No obstante, eso no impedirá nunca que un pueblo tan dotado como el egipcio se sienta profundamente enamorado de la pureza de una línea, la armonía de una forma, el equilibrio de la composición, el inigualable juego de colores.
Posee una sensibilidad artística innata, un refinado gusto casi sin tacha y una habilidad lindante con el virtuosismo. A ello se añade la natural amenidad de carácter del egipcio, pacífico y poeta, contemplativo – capaz, por naturaleza, de analizar lo que le sirve de espectáculo –, amante de la vida familiar y sociable con los demás. El humor no le resulta extraño, la sátira discurre por sus venas.
El énfasis de la expresión, el entusiasmo de un país soleado, la afectividad a veces llevada a extremismos hacen que se afirme exteriorizándose más, tal vez, que cualquier otro pueblo, aunque, sin embargo, con una moderación y contención notables. Su espíritu religioso y el telón de fondo de una magia que es un «instrumento en sus manos», le incitarán a trazar, en una síntesis extraordinaria, cuantas formas y colores hay que evocar para que el objeto quede perpetuado, para que la acción tenga cumplimiento y la intención alcance su fin.
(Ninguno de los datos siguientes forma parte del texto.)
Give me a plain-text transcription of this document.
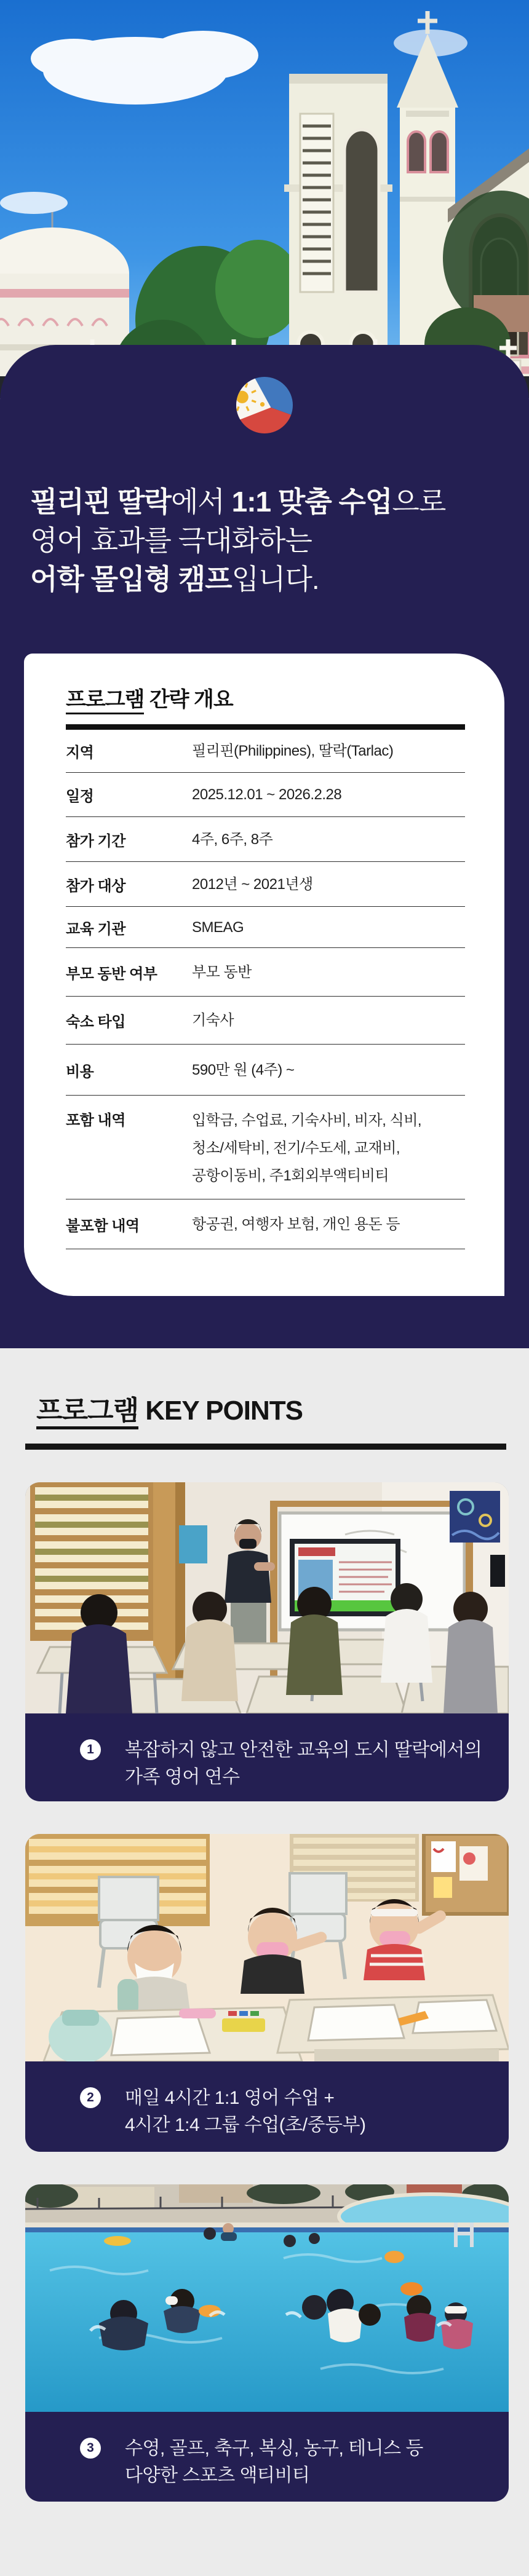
필리핀 딸락에서 1:1 맞춤 수업으로
영어 효과를 극대화하는
어학 몰입형 캠프입니다.
프로그램 간략 개요
지역	필리핀(Philippines), 딸락(Tarlac)
일정	2025.12.01 ~ 2026.2.28
참가 기간	4주, 6주, 8주
참가 대상	2012년 ~ 2021년생
교육 기관	SMEAG
부모 동반 여부	부모 동반
숙소 타입	기숙사
비용	590만 원 (4주) ~
포함 내역	입학금, 수업료, 기숙사비, 비자, 식비,
청소/세탁비, 전기/수도세, 교재비,
공항이동비, 주1회외부액티비티
불포함 내역	항공권, 여행자 보험, 개인 용돈 등
프로그램 KEY POINTS
1 복잡하지 않고 안전한 교육의 도시 딸락에서의
가족 영어 연수
2 매일 4시간 1:1 영어 수업 +
4시간 1:4 그룹 수업(초/중등부)
3 수영, 골프, 축구, 복싱, 농구, 테니스 등
다양한 스포츠 액티비티
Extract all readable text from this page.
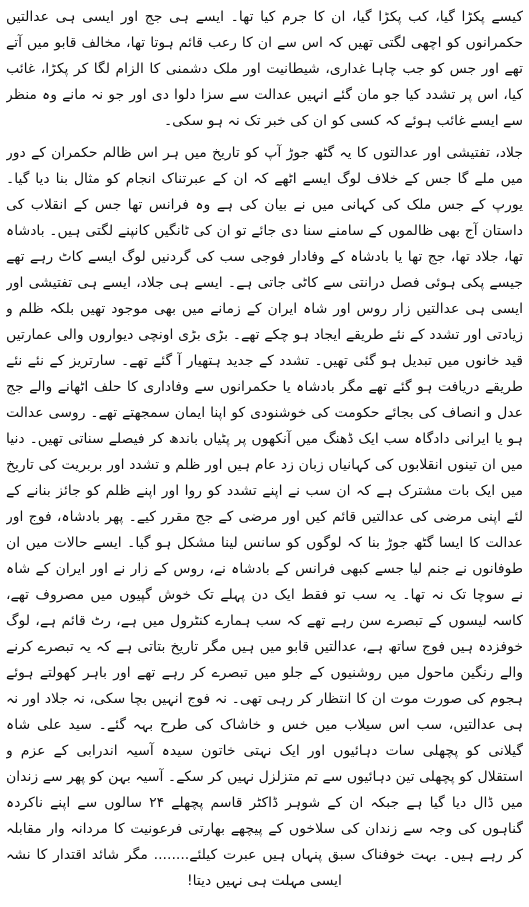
کیسے پکڑا گیا، کب پکڑا گیا، ان کا جرم کیا تھا۔ ایسے ہی جج اور ایسی ہی عدالتیں حکمرانوں کو اچھی لگتی تھیں کہ اس سے ان کا رعب قائم ہوتا تھا، مخالف قابو میں آتے تھے اور جس کو جب چاہا غداری، شیطانیت اور ملک دشمنی کا الزام لگا کر پکڑا، غائب کیا، اس پر تشدد کیا جو مان گئے انہیں عدالت سے سزا دلوا دی اور جو نہ مانے وہ منظر سے ایسے غائب ہوئے کہ کسی کو ان کی خبر تک نہ ہو سکی۔

جلاد، تفتیشی اور عدالتوں کا یہ گٹھ جوڑ آپ کو تاریخ میں ہر اس ظالم حکمران کے دور میں ملے گا جس کے خلاف لوگ ایسے اٹھے کہ ان کے عبرتناک انجام کو مثال بنا دیا گیا۔ یورپ کے جس ملک کی کہانی میں نے بیان کی ہے وہ فرانس تھا جس کے انقلاب کی داستان آج بھی ظالموں کے سامنے سنا دی جائے تو ان کی ٹانگیں کانپنے لگتی ہیں۔ بادشاہ تھا، جلاد تھا، جج تھا یا بادشاہ کے وفادار فوجی سب کی گردنیں لوگ ایسے کاٹ رہے تھے جیسے پکی ہوئی فصل درانتی سے کاٹی جاتی ہے۔ ایسے ہی جلاد، ایسے ہی تفتیشی اور ایسی ہی عدالتیں زار روس اور شاہ ایران کے زمانے میں بھی موجود تھیں بلکہ ظلم و زیادتی اور تشدد کے نئے طریقے ایجاد ہو چکے تھے۔ بڑی بڑی اونچی دیواروں والی عمارتیں قید خانوں میں تبدیل ہو گئی تھیں۔ تشدد کے جدید ہتھیار آ گئے تھے۔ سارتریز کے نئے نئے طریقے دریافت ہو گئے تھے مگر بادشاہ یا حکمرانوں سے وفاداری کا حلف اٹھانے والے جج عدل و انصاف کی بجائے حکومت کی خوشنودی کو اپنا ایمان سمجھتے تھے۔ روسی عدالت ہو یا ایرانی دادگاہ سب ایک ڈھنگ میں آنکھوں پر پٹیاں باندھ کر فیصلے سناتی تھیں۔ دنیا میں ان تینوں انقلابوں کی کہانیاں زبان زد عام ہیں اور ظلم و تشدد اور بربریت کی تاریخ میں ایک بات مشترک ہے کہ ان سب نے اپنے تشدد کو روا اور اپنے ظلم کو جائز بنانے کے لئے اپنی مرضی کی عدالتیں قائم کیں اور مرضی کے جج مقرر کیے۔ پھر بادشاہ، فوج اور عدالت کا ایسا گٹھ جوڑ بنا کہ لوگوں کو سانس لینا مشکل ہو گیا۔ ایسے حالات میں ان طوفانوں نے جنم لیا جسے کبھی فرانس کے بادشاہ نے، روس کے زار نے اور ایران کے شاہ نے سوچا تک نہ تھا۔ یہ سب تو فقط ایک دن پہلے تک خوش گپیوں میں مصروف تھے، کاسہ لیسوں کے تبصرے سن رہے تھے کہ سب ہمارے کنٹرول میں ہے، رٹ قائم ہے، لوگ خوفزدہ ہیں فوج ساتھ ہے، عدالتیں قابو میں ہیں مگر تاریخ بتاتی ہے کہ یہ تبصرے کرنے والے رنگین ماحول میں روشنیوں کے جلو میں تبصرے کر رہے تھے اور باہر کھولتے ہوئے ہجوم کی صورت موت ان کا انتظار کر رہی تھی۔ نہ فوج انہیں بچا سکی، نہ جلاد اور نہ ہی عدالتیں، سب اس سیلاب میں خس و خاشاک کی طرح بہہ گئے۔ سید علی شاہ گیلانی کو پچھلی سات دہائیوں اور ایک نہتی خاتون سیدہ آسیہ اندرابی کے عزم و استقلال کو پچھلی تین دہائیوں سے تم متزلزل نہیں کر سکے۔ آسیہ بہن کو پھر سے زندان میں ڈال دیا گیا ہے جبکہ ان کے شوہر ڈاکٹر قاسم پچھلے ۲۴ سالوں سے اپنے ناکردہ گناہوں کی وجہ سے زندان کی سلاخوں کے پیچھے بھارتی فرعونیت کا مردانہ وار مقابلہ کر رہے ہیں۔ بہت خوفناک سبق پنہاں ہیں عبرت کیلئے........ مگر شائد اقتدار کا نشہ ایسی مہلت ہی نہیں دیتا!
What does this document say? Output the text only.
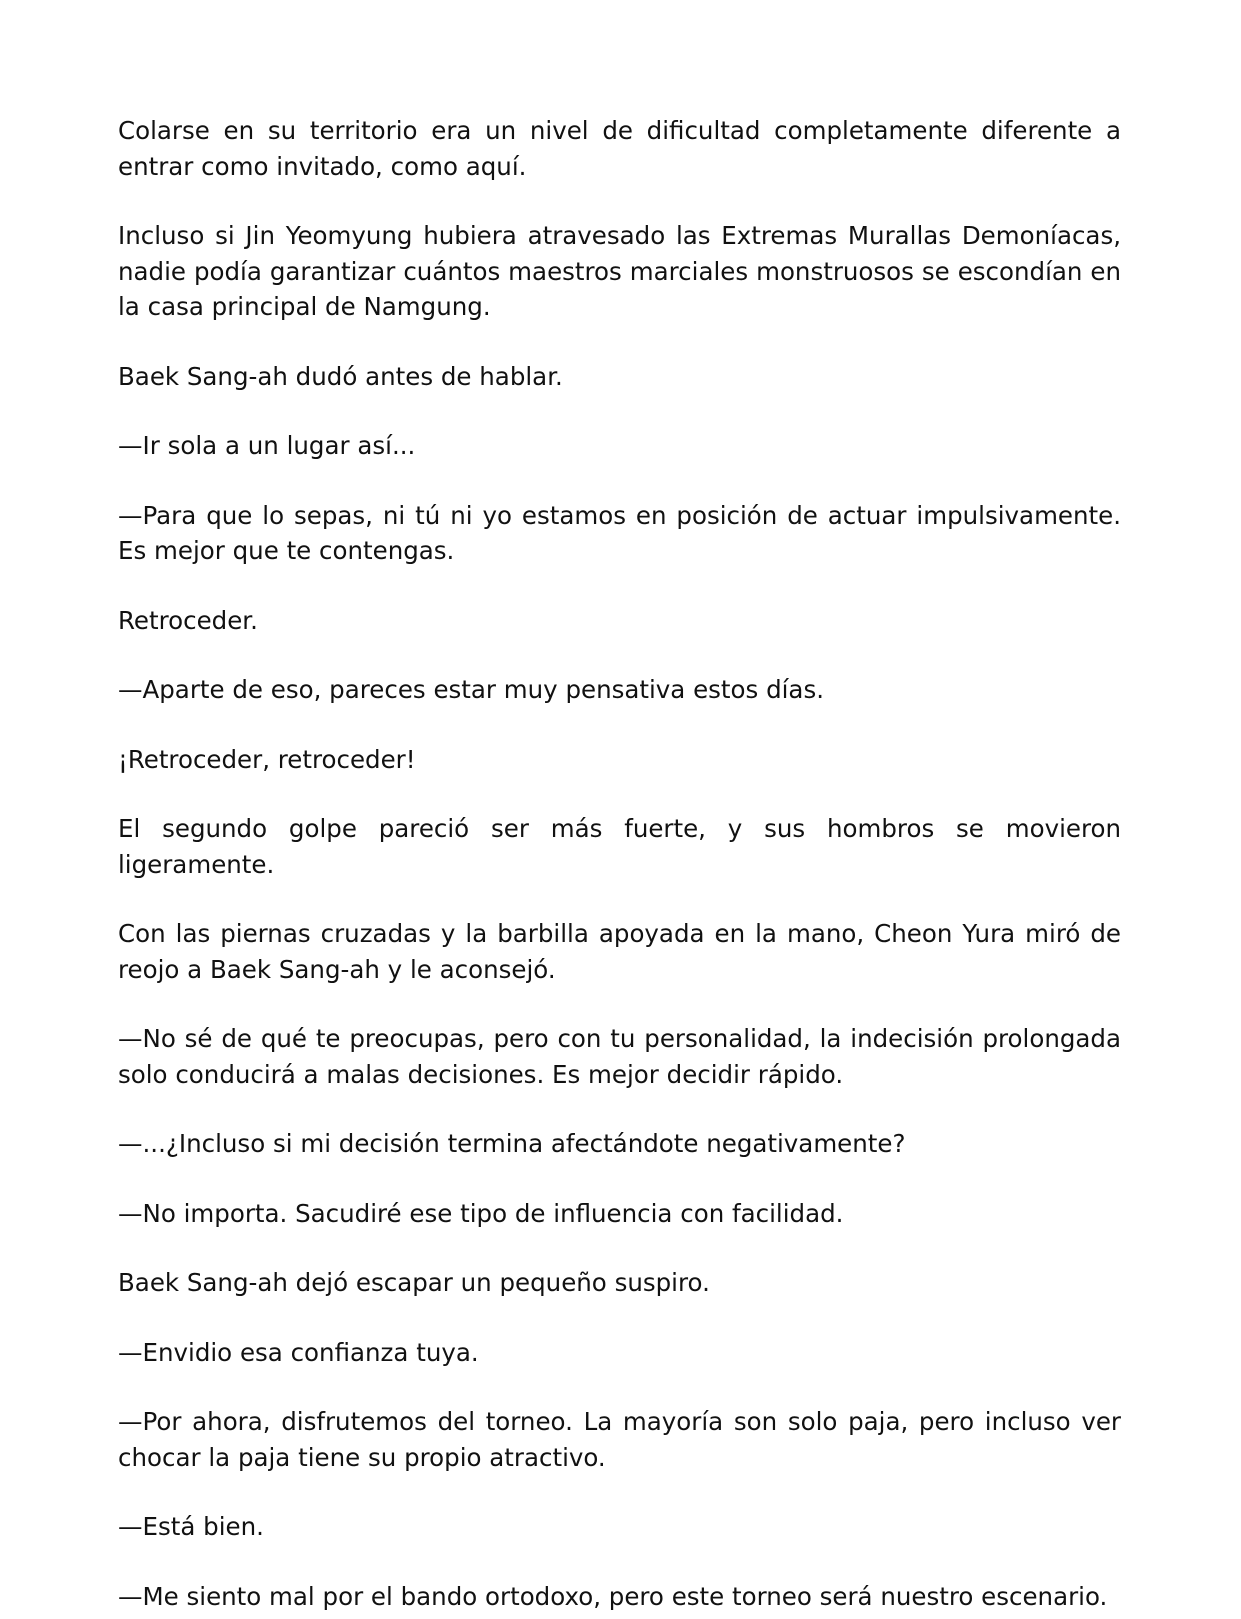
Colarse en su territorio era un nivel de dificultad completamente diferente a entrar como invitado, como aquí.

Incluso si Jin Yeomyung hubiera atravesado las Extremas Murallas Demoníacas, nadie podía garantizar cuántos maestros marciales monstruosos se escondían en la casa principal de Namgung.

Baek Sang-ah dudó antes de hablar.

—Ir sola a un lugar así...

—Para que lo sepas, ni tú ni yo estamos en posición de actuar impulsivamente. Es mejor que te contengas.

Retroceder.

—Aparte de eso, pareces estar muy pensativa estos días.

¡Retroceder, retroceder!

El segundo golpe pareció ser más fuerte, y sus hombros se movieron ligeramente.

Con las piernas cruzadas y la barbilla apoyada en la mano, Cheon Yura miró de reojo a Baek Sang-ah y le aconsejó.

—No sé de qué te preocupas, pero con tu personalidad, la indecisión prolongada solo conducirá a malas decisiones. Es mejor decidir rápido.

—...¿Incluso si mi decisión termina afectándote negativamente?

—No importa. Sacudiré ese tipo de influencia con facilidad.

Baek Sang-ah dejó escapar un pequeño suspiro.

—Envidio esa confianza tuya.

—Por ahora, disfrutemos del torneo. La mayoría son solo paja, pero incluso ver chocar la paja tiene su propio atractivo.

—Está bien.

—Me siento mal por el bando ortodoxo, pero este torneo será nuestro escenario.
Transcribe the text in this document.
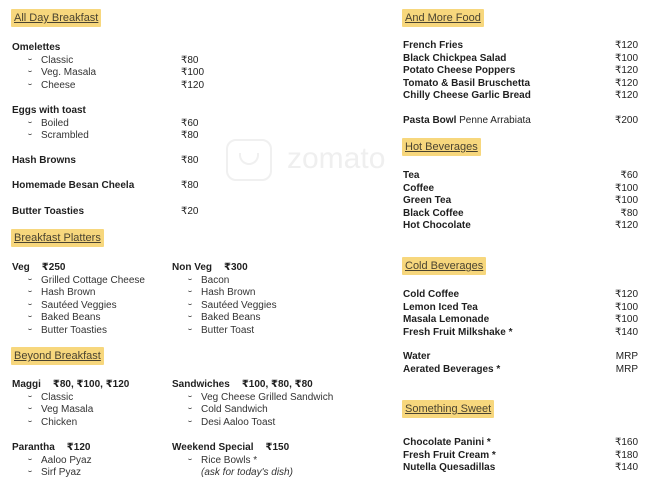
zomato
All Day Breakfast
Omelettes
Classic	₹80
Veg. Masala	₹100
Cheese	₹120
Eggs with toast
Boiled	₹60
Scrambled	₹80
Hash Browns	₹80
Homemade Besan Cheela	₹80
Butter Toasties	₹20
Breakfast Platters
Veg ₹250
Grilled Cottage Cheese
Hash Brown
Sautéed Veggies
Baked Beans
Butter Toasties
Non Veg ₹300
Bacon
Hash Brown
Sautéed Veggies
Baked Beans
Butter Toast
Beyond Breakfast
Maggi ₹80, ₹100, ₹120
Classic
Veg Masala
Chicken
Sandwiches ₹100, ₹80, ₹80
Veg Cheese Grilled Sandwich
Cold Sandwich
Desi Aaloo Toast
Parantha ₹120
Aaloo Pyaz
Sirf Pyaz
Weekend Special ₹150
Rice Bowls *
(ask for today's dish)
And More Food
French Fries	₹120
Black Chickpea Salad	₹100
Potato Cheese Poppers	₹120
Tomato & Basil Bruschetta	₹120
Chilly Cheese Garlic Bread	₹120
Pasta Bowl Penne Arrabiata	₹200
Hot Beverages
Tea	₹60
Coffee	₹100
Green Tea	₹100
Black Coffee	₹80
Hot Chocolate	₹120
Cold Beverages
Cold Coffee	₹120
Lemon Iced Tea	₹100
Masala Lemonade	₹100
Fresh Fruit Milkshake *	₹140
Water	MRP
Aerated Beverages *	MRP
Something Sweet
Chocolate Panini *	₹160
Fresh Fruit Cream *	₹180
Nutella Quesadillas	₹140
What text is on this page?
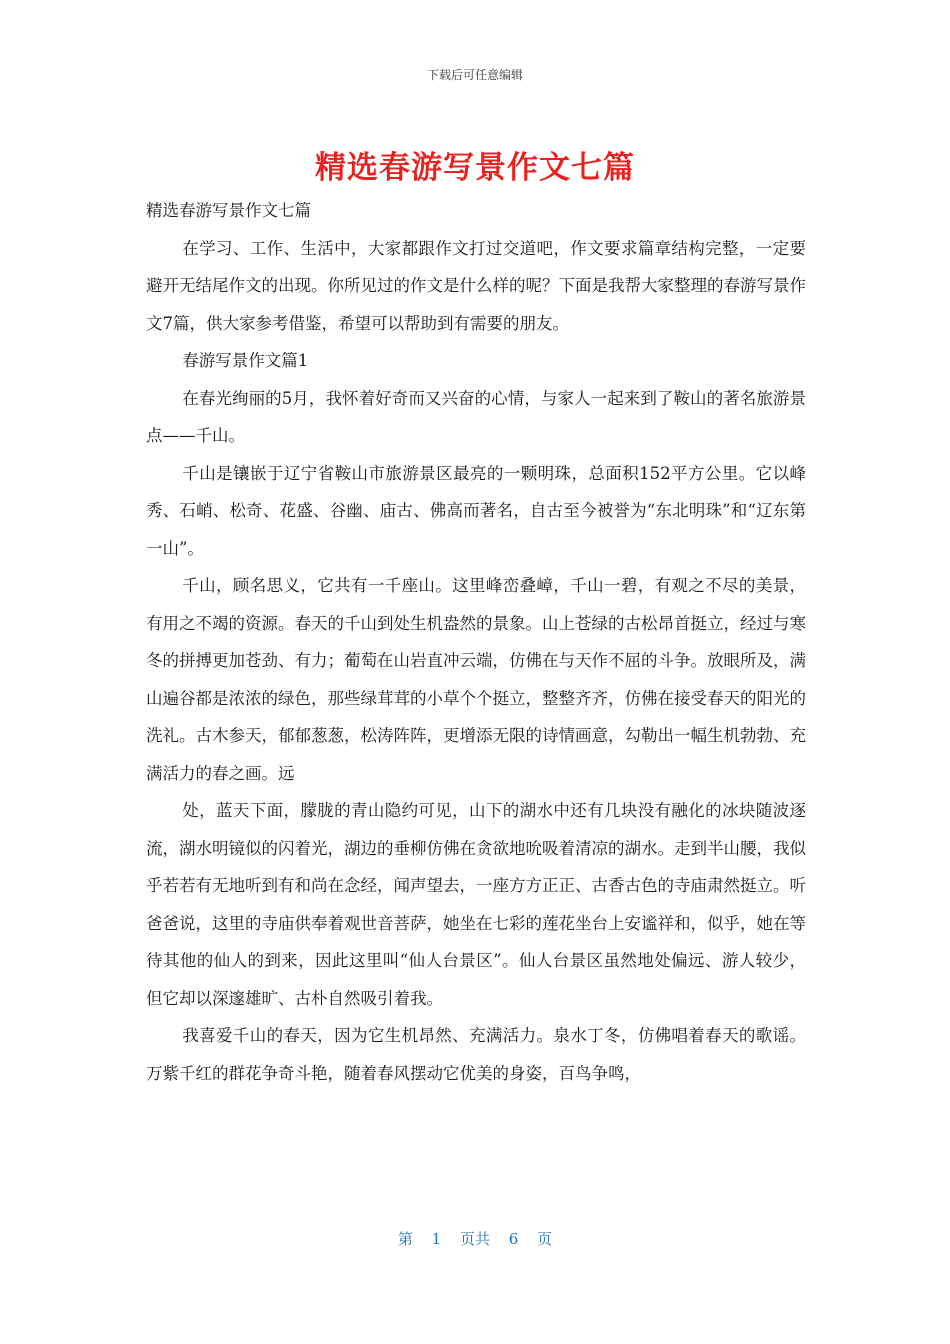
下载后可任意编辑
精选春游写景作文七篇

精选春游写景作文七篇

在学习、工作、生活中，大家都跟作文打过交道吧，作文要求篇章结构完整，一定要避开无结尾作文的出现。你所见过的作文是什么样的呢？下面是我帮大家整理的春游写景作文7篇，供大家参考借鉴，希望可以帮助到有需要的朋友。

春游写景作文篇1

在春光绚丽的5月，我怀着好奇而又兴奋的心情，与家人一起来到了鞍山的著名旅游景点——千山。

千山是镶嵌于辽宁省鞍山市旅游景区最亮的一颗明珠，总面积152平方公里。它以峰秀、石峭、松奇、花盛、谷幽、庙古、佛高而著名，自古至今被誉为“东北明珠”和“辽东第一山”。

千山，顾名思义，它共有一千座山。这里峰峦叠嶂，千山一碧，有观之不尽的美景，有用之不竭的资源。春天的千山到处生机盎然的景象。山上苍绿的古松昂首挺立，经过与寒冬的拼搏更加苍劲、有力；葡萄在山岩直冲云端，仿佛在与天作不屈的斗争。放眼所及，满山遍谷都是浓浓的绿色，那些绿茸茸的小草个个挺立，整整齐齐，仿佛在接受春天的阳光的洗礼。古木参天，郁郁葱葱，松涛阵阵，更增添无限的诗情画意，勾勒出一幅生机勃勃、充满活力的春之画。远

处，蓝天下面，朦胧的青山隐约可见，山下的湖水中还有几块没有融化的冰块随波逐流，湖水明镜似的闪着光，湖边的垂柳仿佛在贪欲地吮吸着清凉的湖水。走到半山腰，我似乎若若有无地听到有和尚在念经，闻声望去，一座方方正正、古香古色的寺庙肃然挺立。听爸爸说，这里的寺庙供奉着观世音菩萨，她坐在七彩的莲花坐台上安谧祥和，似乎，她在等待其他的仙人的到来，因此这里叫“仙人台景区”。仙人台景区虽然地处偏远、游人较少，但它却以深邃雄旷、古朴自然吸引着我。

我喜爱千山的春天，因为它生机昂然、充满活力。泉水丁冬，仿佛唱着春天的歌谣。万紫千红的群花争奇斗艳，随着春风摆动它优美的身姿，百鸟争鸣，

第 1 页共 6 页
Por lo tanto, el dibujo y la pintura no son más que escritura. Pero cuando, abandonando el trazo simple, el artista se convierte en pintor y penetra en el campo de los colores, estas convenciones desempeñan su papel a modo de fuegos de artificio, ya que la expresión coloreada es también un género de escritura, un lenguaje mágico y nada se deja a la aventura ni a la improvisación.
Con la pintura, se afirmaría que el símbolo queda incluso ampliado. En Egipto, el color siempre ha sido un medio de transposición de unos valores y nociones fundamentales que corresponden a la naturaleza de los seres y las cosas, y no a su aspecto. El verde, color del papiro tierno, evoca simultáneamente frescor y juventud, y el negro es la tierra de Egipto, hecha del humus constantemente fertilizado que da vida a ambas riberas.
El rojizo, por el contrario, significa la esterilidad, las arenas del desierto, en oposición a la opulencia y generosidad de la tierra arable. Por extensión, todos los seres que tienen la piel y el cabello rojizos estarán abocados al dios estéril de la turbulencia, de la agitación, de la agresividad. El blanco es la luz que apunta al amanecer, la fosforescencia que libera del poder ctónico de los demonios. El amarillo intenso representa el oro, carne de los dioses, incorruptible, imputrescible, color de eternidad. El amarillo claro se utiliza para representar las carnes de las mujeres; el moreno rojizo es el color de la piel de los hombres.
Al atender a la definición del rojo vivo como color de la sangre: es la vida concentrada; es el tabú o la señal que se encuentra incluso en el trazado de los títulos literarios y que 1os romanos han transmitido con la utilización de la rúbrica.
Queda el azul y sus dos tonalidades principales: turquesa y lapislázuli. El azul muy profundo, lejanísimo, el que forma 1a cabellera de todos los entes divinos, es el lapislázuli. Y la delicada turquesa de radiaciones profilácticas, que conduce al nacimiento del mundo antes de que apunte el alba, es el anuncio de una nueva vida; es la transparencia de las límpidas aguas, del océano primordial en el que va a lavarse las impurezas el dios que renacerá.